Friday, January 17, 2020: 3:45 PM-5:15 PM
Supreme Court, ML 4 (Marriott Marquis Washington DC)
Cluster: Research on Social Work Education (RSWE)
Diana Melendez, MSW, The Graduate Center, City University of New York,
Tiffany Younger, The Graduate Center, City University of New York,
Gleneara Bates, MSW, The Graduate Center, City University of New York,
Ryan Camire, LCSW, The Graduate Center, City University of New York and
Camron Rasmussen, The Graduate Center, City University of New York
Social work education remains tasked with preparing the next generation of agents of social change through the attainment of skills and knowledge that address our biggest social problems through classroom and field practice experiences. In an increasingly austere and neoliberal socio-political environment, social work programs are part of a national trend in which adjunctification and the push for online learning challenge social work educators to find effective, engaging and meaningful ways to engage students. Simultaneously, students demand that their learning process and content is grounded in the values of the profession of equity and justice across race, class, gender identity, sexual orientation and other dimensions of identity. Often caught in the middle of these two dynamics are doctorate students who are part of the growing labor force being deployed by higher education to meet the demands of increasing enrollment numbers while managing funding constraints. In efforts to address their own legacy of racial and economic inequalities, programs have looked to make access to higher education more equitable, however, once enrolled there is little support for doctoral students who themselves must navigate often inhospitable structural environments. Doctorate students find themselves in a unique role of being able to identify as students as well as educators and therefore this overlapping space in a professional's academic development presents opportunities for key questions about social work higher education to be explored.

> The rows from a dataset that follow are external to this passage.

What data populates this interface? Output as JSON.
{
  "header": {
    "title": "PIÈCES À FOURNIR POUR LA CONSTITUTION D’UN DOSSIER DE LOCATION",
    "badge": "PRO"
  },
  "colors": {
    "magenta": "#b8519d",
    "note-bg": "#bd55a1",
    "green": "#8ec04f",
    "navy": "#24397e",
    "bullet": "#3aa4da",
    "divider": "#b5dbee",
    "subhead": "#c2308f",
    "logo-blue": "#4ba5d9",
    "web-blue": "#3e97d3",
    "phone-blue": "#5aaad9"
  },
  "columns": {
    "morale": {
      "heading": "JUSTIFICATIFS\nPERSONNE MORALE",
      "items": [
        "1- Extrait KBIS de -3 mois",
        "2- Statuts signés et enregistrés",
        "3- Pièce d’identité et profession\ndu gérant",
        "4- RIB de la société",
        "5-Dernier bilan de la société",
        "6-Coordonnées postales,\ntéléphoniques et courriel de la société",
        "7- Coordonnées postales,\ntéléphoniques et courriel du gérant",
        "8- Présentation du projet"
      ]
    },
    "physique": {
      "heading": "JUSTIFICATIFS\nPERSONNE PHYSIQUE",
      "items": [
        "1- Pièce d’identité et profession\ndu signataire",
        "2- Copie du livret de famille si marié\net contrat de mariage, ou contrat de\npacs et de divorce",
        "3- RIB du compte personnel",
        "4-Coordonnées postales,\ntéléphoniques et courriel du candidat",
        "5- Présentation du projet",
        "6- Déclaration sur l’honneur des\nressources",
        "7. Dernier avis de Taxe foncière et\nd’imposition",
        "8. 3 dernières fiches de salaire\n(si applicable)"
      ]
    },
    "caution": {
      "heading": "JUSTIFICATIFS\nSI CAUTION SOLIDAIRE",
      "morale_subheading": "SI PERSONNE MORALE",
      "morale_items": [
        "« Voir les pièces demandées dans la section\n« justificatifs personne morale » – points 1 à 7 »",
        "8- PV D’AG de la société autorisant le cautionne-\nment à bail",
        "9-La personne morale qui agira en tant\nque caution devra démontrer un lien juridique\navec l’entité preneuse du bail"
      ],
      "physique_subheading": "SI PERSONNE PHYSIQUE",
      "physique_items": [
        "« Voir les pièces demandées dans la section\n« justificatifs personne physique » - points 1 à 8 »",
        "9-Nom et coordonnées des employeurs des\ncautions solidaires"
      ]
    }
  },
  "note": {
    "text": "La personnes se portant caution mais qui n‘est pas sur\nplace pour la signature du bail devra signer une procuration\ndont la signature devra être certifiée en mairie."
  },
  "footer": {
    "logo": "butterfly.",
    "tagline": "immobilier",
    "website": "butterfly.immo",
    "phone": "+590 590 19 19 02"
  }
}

This workshop will be centered at the intersection of the experience of doctorate students who, like many across the nation, have been placed in the role of educator. Speakers will present multiple perspectives, including challenges and opportunities of teaching while learning how to teach, as well as share specific examples of pedagogical and resources which participants can use.

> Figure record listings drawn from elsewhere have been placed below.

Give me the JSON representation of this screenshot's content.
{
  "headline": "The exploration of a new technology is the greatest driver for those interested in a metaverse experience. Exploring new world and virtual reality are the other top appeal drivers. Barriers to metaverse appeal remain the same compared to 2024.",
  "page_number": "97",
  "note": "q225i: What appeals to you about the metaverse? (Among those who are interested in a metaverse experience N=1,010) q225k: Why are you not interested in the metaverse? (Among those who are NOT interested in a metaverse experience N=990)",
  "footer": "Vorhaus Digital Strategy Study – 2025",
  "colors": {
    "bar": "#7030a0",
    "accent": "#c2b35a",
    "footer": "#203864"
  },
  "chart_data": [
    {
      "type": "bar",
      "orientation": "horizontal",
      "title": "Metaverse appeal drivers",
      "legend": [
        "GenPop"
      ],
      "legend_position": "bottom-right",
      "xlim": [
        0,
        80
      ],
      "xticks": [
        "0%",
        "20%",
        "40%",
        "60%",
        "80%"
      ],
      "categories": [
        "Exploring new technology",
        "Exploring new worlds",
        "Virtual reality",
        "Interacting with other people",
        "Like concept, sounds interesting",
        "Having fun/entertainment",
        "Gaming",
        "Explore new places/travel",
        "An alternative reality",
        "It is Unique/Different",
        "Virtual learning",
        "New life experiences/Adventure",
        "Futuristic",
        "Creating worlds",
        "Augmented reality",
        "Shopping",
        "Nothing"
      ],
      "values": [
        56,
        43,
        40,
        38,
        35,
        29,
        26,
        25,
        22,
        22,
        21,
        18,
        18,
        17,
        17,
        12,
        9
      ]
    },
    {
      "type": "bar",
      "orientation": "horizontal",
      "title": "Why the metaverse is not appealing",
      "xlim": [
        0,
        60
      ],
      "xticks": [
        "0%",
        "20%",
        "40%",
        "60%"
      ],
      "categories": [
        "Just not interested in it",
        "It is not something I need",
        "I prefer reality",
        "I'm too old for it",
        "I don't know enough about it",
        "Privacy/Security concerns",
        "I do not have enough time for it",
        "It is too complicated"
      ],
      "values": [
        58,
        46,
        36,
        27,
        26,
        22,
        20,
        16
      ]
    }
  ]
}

Some of the questions that will be addressed through critical dialogue and interactive engagement (pairs and small group discussions) will be: What are ways women of color, and members of other historically marginalized groups, can engage in critical pedagogical methods which disrupt the traditional banking model of education and integrate social justice practices without compromising their legitimacy as scholars? What is the role of White educators? What are ways that social work educators tasked with online courses, critically engage with interactive digital technology in ways that foster community and continue to account for questions of access based on racial and economic inequalities? How can social work programs integrate concepts from other fields like Education, Digital Humanities, such as universal design and scaffolding, to better prepare doctorate students in their work as educators?